Staccando l'ombra da terra

Autore: Daniele Del Giudice

 

Giudizio: ****

 

La prima trasformazione consiste nel passaggio da tram ad aereo. Il volo accompagna l'umanità da sempre attraverso la mente. E, fino a che la tecnica non ce lo ha consentito, volare è stata un'esplorazione che ha attraversato il sogno e l'immaginazione. Ma da quando l'aereo è diventato concreto mezzo di volo è subentrato il passaggio cruciale: non essere più aereo, ma diventare pilota.

 

L'apprendistato al volo si consolida tra i silenzi eloquenti di un maestro taciturno che legge le nuvole come un aruspice per predirne evoluzione e sviluppo, le letture della manualistica per avere statisticamente riscontro di quello che si deve e si può fare in volo e la sorpresa, in quel giorno improbabile, di trovarsi da solo in cabina senza l'istruttore. Pensare in quel momento che lo spazio per staccarsi da terra è quello delimitato dalla pista, provare i freni perché se non funzionassero a dovere il rientro sarebbe catastrofico, dimenticare un passaggio fondamentale e staccarsi da terra molto tardi, ma non troppo tardi. La volontà di decollare supera la paura di non riuscire. Ed una volta in cielo, volare con il fardello del controllo, ma non senza pensare al rientro sulla terra. Le scelte di in pilota sono tutte scelte irreversibili.

 

Siano lodate le check list, il può breve e finzionale manuale di volo, e siano lodati gli strumenti di bordo quando la visibilità non fa distinguere il cielo dalla terra ed il pilota non capisce se sta procedendo dritto o inclinato. Tutto questo a patto che il pilota scelga di fidarsi. E siano lodate le torri di controllo che guidano, anche nella completa "cecità" del pilota, al punto di atterraggio.

 

Il volo è per sua natura errare, nel senso di muoversi più o meno liberamente nel cielo e commettere errori indipendenti dalla propria volontà.
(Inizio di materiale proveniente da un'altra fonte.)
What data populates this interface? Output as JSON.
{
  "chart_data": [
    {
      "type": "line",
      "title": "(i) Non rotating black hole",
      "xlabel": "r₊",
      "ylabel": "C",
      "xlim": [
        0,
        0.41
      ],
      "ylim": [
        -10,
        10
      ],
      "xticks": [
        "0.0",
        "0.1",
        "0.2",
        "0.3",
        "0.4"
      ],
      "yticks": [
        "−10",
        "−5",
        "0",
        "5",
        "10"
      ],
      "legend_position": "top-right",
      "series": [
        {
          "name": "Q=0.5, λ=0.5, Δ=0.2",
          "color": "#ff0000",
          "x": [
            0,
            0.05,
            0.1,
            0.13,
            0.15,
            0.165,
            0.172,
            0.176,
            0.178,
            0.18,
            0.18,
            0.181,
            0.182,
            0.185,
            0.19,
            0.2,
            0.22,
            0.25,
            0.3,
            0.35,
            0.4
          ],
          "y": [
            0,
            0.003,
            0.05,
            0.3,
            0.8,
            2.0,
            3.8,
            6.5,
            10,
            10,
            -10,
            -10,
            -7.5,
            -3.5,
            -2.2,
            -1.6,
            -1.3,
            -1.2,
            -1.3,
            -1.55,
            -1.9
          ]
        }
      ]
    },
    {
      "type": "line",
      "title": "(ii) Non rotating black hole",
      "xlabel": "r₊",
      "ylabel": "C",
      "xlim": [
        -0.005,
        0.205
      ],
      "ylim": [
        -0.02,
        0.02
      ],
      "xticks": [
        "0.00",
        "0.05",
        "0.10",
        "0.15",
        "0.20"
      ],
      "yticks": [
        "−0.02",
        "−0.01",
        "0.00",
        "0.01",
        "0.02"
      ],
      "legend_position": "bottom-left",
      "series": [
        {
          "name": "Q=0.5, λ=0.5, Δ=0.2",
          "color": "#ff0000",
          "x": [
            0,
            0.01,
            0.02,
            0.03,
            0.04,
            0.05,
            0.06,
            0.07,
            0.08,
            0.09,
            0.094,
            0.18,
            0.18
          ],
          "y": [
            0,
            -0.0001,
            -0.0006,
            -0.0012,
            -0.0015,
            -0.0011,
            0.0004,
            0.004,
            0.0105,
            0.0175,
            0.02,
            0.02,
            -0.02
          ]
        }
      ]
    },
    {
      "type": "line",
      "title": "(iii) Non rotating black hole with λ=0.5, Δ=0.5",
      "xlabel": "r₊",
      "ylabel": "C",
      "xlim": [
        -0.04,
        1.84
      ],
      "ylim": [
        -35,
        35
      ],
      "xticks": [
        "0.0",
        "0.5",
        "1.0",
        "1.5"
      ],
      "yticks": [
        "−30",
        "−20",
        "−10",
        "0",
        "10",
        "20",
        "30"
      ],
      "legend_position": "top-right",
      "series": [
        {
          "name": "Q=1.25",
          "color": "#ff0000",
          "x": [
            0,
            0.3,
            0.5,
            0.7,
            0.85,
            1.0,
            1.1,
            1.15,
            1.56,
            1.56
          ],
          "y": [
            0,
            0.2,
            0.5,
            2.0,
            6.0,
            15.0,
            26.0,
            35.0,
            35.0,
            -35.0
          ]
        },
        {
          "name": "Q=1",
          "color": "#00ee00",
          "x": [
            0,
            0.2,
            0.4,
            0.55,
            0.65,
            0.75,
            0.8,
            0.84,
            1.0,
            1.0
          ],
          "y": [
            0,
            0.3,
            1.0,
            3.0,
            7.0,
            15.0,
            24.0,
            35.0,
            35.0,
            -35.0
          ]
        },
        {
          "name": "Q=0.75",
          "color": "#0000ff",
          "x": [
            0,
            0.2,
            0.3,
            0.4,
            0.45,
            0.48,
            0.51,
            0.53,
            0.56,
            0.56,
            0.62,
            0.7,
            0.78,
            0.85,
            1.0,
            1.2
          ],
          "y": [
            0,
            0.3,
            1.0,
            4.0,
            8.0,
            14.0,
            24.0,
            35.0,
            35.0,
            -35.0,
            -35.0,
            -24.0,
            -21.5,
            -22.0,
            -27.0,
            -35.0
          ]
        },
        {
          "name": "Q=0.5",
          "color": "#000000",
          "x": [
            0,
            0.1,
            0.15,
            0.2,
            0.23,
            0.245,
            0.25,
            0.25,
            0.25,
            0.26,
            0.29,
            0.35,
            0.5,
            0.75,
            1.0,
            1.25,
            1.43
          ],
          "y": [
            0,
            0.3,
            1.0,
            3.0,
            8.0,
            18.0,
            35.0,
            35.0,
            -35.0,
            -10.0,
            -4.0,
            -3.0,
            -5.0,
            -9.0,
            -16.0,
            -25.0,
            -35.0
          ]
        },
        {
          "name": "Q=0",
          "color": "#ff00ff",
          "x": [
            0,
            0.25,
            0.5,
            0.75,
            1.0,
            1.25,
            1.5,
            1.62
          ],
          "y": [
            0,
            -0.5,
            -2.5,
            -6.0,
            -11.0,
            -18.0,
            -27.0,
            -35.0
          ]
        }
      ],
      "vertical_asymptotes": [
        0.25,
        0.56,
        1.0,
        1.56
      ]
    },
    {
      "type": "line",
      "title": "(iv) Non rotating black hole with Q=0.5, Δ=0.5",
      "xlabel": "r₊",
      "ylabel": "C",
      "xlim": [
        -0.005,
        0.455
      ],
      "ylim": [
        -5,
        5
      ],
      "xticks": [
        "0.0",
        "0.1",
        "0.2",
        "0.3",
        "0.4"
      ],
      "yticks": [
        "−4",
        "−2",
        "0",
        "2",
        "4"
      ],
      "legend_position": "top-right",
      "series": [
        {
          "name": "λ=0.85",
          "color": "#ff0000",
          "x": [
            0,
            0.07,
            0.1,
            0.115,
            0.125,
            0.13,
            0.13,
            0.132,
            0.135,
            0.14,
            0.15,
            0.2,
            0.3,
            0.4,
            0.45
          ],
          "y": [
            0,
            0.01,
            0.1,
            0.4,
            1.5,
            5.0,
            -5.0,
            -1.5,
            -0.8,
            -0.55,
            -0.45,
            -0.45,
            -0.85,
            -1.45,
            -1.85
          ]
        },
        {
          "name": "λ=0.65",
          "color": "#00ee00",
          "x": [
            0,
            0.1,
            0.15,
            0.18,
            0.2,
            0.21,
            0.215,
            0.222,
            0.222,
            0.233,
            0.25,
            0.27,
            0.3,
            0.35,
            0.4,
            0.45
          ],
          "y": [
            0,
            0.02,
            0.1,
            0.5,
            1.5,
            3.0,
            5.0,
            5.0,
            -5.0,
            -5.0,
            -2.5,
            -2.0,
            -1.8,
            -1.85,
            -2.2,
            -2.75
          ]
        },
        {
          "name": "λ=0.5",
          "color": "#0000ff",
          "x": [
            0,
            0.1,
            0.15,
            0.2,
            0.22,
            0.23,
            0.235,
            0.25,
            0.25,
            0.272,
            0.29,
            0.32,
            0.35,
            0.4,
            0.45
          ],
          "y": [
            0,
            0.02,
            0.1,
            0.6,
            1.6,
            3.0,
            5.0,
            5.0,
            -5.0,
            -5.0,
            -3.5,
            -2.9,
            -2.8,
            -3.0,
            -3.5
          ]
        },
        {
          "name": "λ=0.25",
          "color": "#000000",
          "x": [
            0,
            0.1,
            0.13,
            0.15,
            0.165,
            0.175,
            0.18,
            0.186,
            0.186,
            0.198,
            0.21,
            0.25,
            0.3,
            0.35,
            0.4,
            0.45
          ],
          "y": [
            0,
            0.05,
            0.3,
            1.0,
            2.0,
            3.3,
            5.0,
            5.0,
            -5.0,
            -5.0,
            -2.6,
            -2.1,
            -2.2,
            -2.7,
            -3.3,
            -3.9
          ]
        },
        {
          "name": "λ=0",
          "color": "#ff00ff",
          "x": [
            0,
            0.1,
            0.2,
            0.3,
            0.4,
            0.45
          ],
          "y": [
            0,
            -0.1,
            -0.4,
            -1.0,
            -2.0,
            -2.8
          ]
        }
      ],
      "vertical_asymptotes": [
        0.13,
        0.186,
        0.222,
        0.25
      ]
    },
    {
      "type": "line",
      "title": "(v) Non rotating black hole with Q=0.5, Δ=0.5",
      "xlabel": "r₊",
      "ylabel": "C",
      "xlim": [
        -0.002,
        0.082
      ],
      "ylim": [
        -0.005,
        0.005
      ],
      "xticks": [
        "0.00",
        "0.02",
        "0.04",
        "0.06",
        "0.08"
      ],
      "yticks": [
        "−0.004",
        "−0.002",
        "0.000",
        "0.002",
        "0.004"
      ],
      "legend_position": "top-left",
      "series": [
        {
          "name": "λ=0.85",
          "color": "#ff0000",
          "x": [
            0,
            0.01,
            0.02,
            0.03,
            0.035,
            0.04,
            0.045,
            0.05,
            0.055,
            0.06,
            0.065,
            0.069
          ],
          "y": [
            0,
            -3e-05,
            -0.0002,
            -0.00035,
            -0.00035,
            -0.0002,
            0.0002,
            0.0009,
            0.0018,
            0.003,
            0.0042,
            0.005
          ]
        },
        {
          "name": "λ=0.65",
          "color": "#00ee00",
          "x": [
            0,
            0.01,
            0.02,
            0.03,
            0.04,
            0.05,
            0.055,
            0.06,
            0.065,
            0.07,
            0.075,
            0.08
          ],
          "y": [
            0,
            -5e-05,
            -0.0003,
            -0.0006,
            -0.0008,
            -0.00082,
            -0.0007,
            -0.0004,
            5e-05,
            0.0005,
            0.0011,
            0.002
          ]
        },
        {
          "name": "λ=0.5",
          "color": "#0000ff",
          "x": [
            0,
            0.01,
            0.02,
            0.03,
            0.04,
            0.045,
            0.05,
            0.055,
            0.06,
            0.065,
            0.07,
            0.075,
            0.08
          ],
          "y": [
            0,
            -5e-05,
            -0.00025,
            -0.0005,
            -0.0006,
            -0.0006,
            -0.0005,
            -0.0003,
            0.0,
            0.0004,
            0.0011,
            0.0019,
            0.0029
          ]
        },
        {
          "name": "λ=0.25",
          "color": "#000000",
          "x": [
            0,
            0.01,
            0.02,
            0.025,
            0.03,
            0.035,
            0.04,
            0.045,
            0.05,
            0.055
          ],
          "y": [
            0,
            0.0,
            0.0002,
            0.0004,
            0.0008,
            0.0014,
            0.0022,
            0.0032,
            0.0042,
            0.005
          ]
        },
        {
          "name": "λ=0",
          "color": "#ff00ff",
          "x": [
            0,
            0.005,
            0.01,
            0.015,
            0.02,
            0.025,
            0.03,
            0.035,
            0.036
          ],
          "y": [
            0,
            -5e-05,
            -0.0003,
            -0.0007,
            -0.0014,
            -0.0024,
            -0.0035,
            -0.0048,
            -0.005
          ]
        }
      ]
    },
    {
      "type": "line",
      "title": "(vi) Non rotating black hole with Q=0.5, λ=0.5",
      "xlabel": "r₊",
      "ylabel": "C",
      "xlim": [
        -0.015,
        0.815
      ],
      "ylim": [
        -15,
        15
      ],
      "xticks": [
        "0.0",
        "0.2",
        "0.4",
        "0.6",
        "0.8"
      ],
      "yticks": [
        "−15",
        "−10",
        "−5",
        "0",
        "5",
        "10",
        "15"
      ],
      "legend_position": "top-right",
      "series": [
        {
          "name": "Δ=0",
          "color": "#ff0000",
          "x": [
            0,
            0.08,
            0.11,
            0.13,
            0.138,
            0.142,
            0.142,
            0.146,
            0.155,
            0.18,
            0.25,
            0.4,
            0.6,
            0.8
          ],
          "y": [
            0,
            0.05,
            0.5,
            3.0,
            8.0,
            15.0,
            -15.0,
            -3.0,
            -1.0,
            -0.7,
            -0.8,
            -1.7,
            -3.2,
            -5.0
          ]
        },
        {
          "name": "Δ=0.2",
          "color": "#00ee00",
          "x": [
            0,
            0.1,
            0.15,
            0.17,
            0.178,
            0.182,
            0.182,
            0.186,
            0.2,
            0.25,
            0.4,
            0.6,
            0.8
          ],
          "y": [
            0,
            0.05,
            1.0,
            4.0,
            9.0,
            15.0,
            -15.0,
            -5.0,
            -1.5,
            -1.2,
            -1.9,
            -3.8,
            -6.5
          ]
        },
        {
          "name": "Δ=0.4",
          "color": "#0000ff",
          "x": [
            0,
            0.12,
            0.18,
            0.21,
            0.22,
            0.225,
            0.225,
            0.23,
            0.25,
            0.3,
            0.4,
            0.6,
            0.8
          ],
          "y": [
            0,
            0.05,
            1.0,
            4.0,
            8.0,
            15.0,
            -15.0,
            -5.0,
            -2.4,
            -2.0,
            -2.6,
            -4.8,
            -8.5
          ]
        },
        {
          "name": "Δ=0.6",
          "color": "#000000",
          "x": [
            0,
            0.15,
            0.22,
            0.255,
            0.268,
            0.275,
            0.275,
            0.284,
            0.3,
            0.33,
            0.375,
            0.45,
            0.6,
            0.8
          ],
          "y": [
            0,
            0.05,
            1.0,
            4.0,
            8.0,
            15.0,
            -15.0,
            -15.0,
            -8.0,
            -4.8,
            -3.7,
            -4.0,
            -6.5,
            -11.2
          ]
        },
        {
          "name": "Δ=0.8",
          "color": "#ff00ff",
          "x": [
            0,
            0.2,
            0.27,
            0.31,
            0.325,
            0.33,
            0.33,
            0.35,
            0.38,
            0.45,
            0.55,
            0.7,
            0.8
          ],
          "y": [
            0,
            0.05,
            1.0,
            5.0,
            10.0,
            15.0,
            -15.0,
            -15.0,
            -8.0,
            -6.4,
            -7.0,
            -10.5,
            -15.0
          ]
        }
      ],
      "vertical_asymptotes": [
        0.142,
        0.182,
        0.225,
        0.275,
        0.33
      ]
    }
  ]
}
Il ghiaccio che si forma sulle ali, lo stallo al quale segue una vertiginosa ed irrefrenabile picchiata, l'azione di guerra che necessita la precisione assoluta del rilascio del siluro perché se sganciato troppo presto consentirebbe alla nave di evitarlo e se sganciato troppo tardi troverebbe pilota ed equipaggio nel caos dell'esplosione. Non sapere cosa è successo perché solo i pezzi della carlinga dell'aereo inabissato sanno esattamente dell'accaduto e ricomporre la struttura perché i periti possano vedere, analizzare, valutare, non è come far andare a ritroso un filmato nel quale le schegge di una bottiglia esplosa si ricompongono ognuna al proprio posto. Ciò che accade su un aereo è irreversibile. Infine essere in volo il giorno sbagliato, trovarsi nel luogo sbagliato, tardare il rientro e lasciare i sopravvissuti nell'ignoranza di non saper dire cosa è accaduto, si può solo ipotizzare e non sarà mai abbastanza vero, tanto quanto è vero che il pilota ha fatto tutto ciò che doveva fare: non è bastato e questo basta.

 

Il filo conduttore che passa da eventi meteorologici a descrizioni di azioni di guerra, da inspiegati inabissamenti a serene passeggiate nel cielo, si trova nell'inevitabilità dell'errore. Come nella vita con i piedi per terra ed anche nell'ipotesi che si è fatta la cosa migliore che si doveva e poteva fare, quello che cambia è che l'errore in cielo arriva a conclusione in pochi istanti. Il cruccio dell'autore è che l'errore riguardi anche altre persone, ma questo è vero pure per chi tiene i piedi per terra, sono solo i tempi degli effetti che si dilatano. Poi c'è l'amore per il volo che è l'amore per quella vita.